Eu concordo com diversos filósofos longotermistas quando dizem que todos nós somos responsáveis pelo futuro do planeta. Todas as nossas atitudes têm impacto nas gerações futuras, e não estamos falando apenas dos nossos filhos ou netos: trata-se de 150, 200, 500 anos — e até mais. William MacAskill, um dos principais nomes do longotermismo e cofundador do Effective Altruism, fez uma analogia que me marcou profundamente sobre a idade da humanidade em relação a uma vida humana:
“Estamos no início do que pode ser um futuro muito longo para a humanidade e, se pensarmos em toda a história humana como uma única vida, estamos apenas com alguns meses de idade nessa escala. Isso significa que nossas ações hoje têm consequências que vão muito além do nosso futuro imediato, afetando gerações centenas ou até milhares de anos à frente.”
Ou seja, a humanidade ainda pode viver por muito mais tempo do que imaginamos, mas, se continuarmos a nos preocupar apenas com o hoje e colocarmos o futuro nas costas de seres imaginários que nem sequer existem, como este planeta será digno — ou mesmo existirá — para que as próximas gerações possam viver?
Será que não chegou a hora de ir além das queixas sobre frio e calor e, de fato, mudar nossas atitudes individuais?

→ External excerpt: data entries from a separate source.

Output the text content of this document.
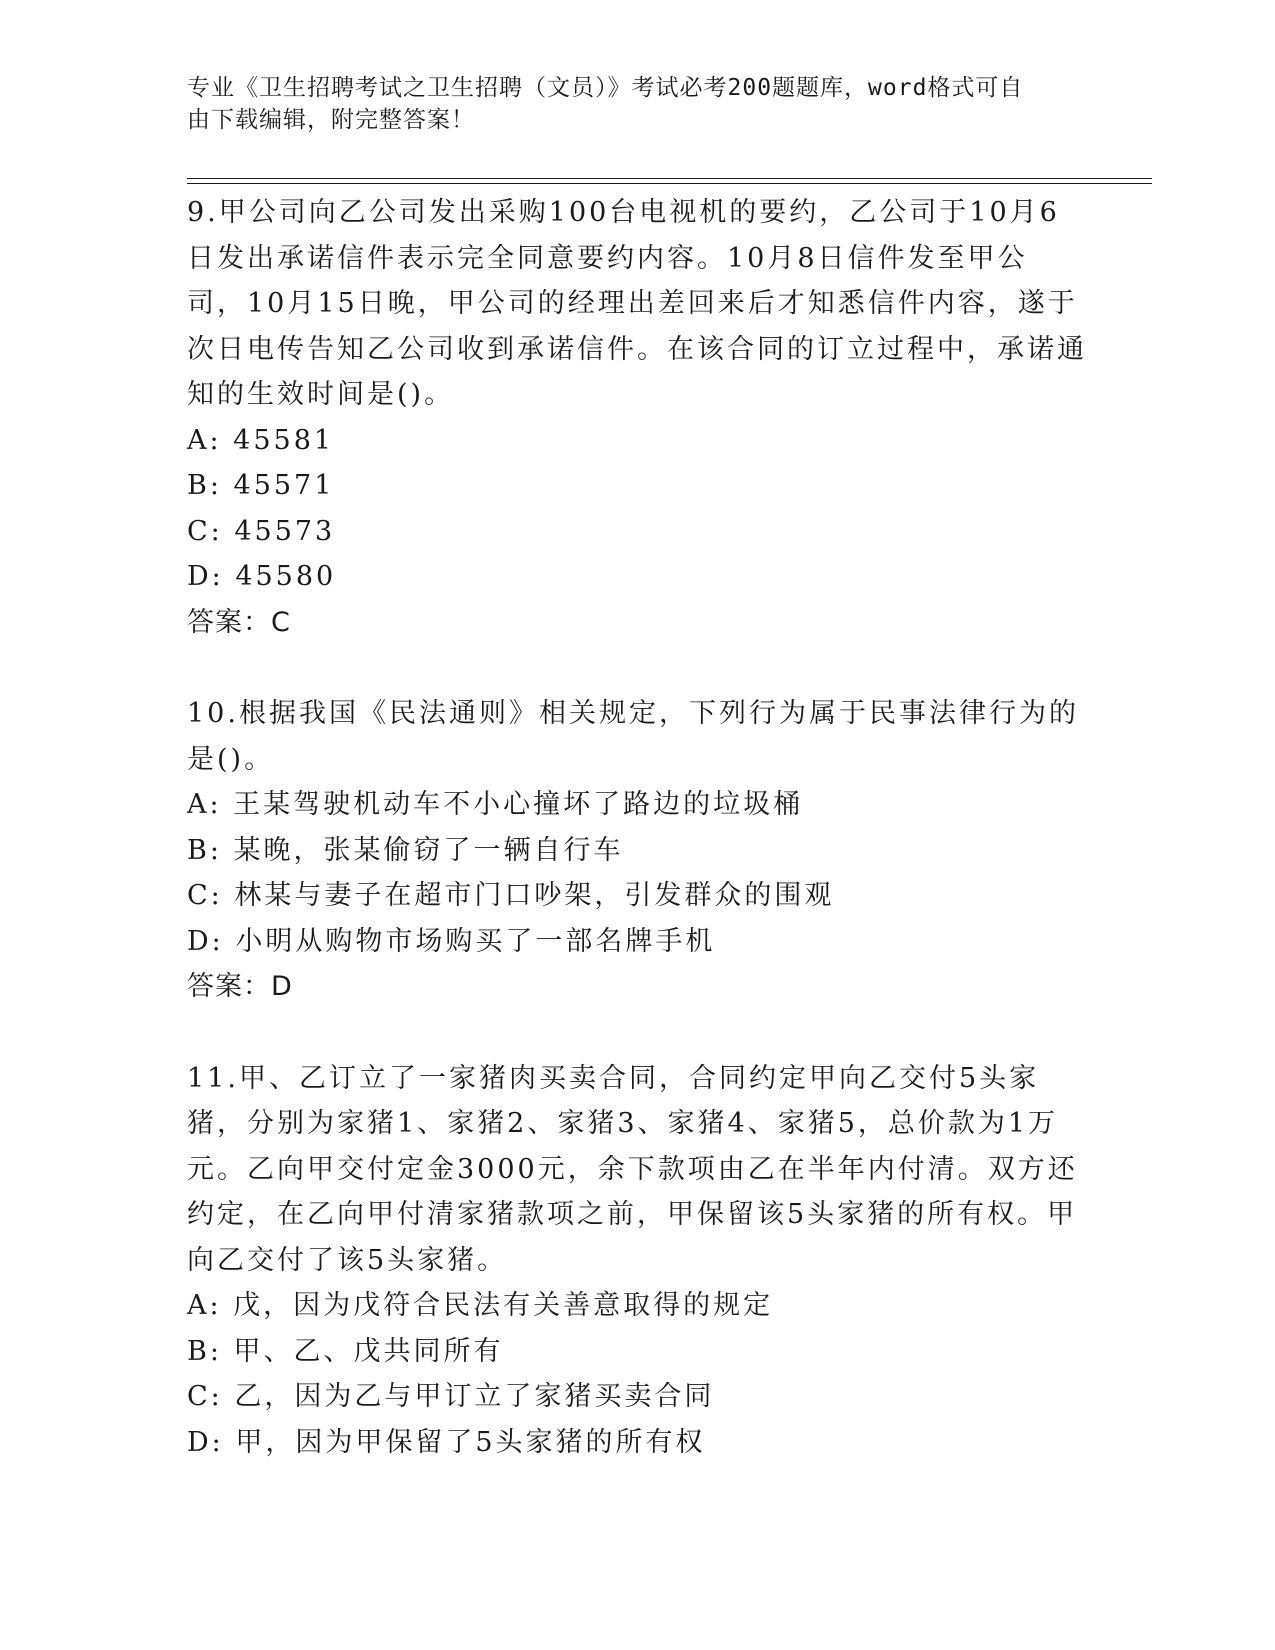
专业《卫生招聘考试之卫生招聘（文员）》考试必考200题题库，word格式可自
由下载编辑，附完整答案！

9.甲公司向乙公司发出采购100台电视机的要约，乙公司于10月6日发出承诺信件表示完全同意要约内容。10月8日信件发至甲公司，10月15日晚，甲公司的经理出差回来后才知悉信件内容，遂于次日电传告知乙公司收到承诺信件。在该合同的订立过程中，承诺通知的生效时间是()。

A: 45581

B: 45571

C: 45573

D: 45580

答案：C

10.根据我国《民法通则》相关规定，下列行为属于民事法律行为的是()。

A: 王某驾驶机动车不小心撞坏了路边的垃圾桶

B: 某晚，张某偷窃了一辆自行车

C: 林某与妻子在超市门口吵架，引发群众的围观

D: 小明从购物市场购买了一部名牌手机

答案：D

11.甲、乙订立了一家猪肉买卖合同，合同约定甲向乙交付5头家猪，分别为家猪1、家猪2、家猪3、家猪4、家猪5，总价款为1万元。乙向甲交付定金3000元，余下款项由乙在半年内付清。双方还约定，在乙向甲付清家猪款项之前，甲保留该5头家猪的所有权。甲向乙交付了该5头家猪。

A: 戊，因为戊符合民法有关善意取得的规定

B: 甲、乙、戊共同所有

C: 乙，因为乙与甲订立了家猪买卖合同

D: 甲，因为甲保留了5头家猪的所有权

Será que não é o momento de abandonar a narrativa do “eu que trabalho, o dinheiro é meu e faço o que quiser com ele”, justamente porque suas compras, suas atitudes, suas escolhas — até mesmo o que, ou quem, você come — impactam diretamente não só as pessoas ao seu redor, mas também aquelas em outros países (longe de você) e até mesmo aqueles ainda nem nasceram?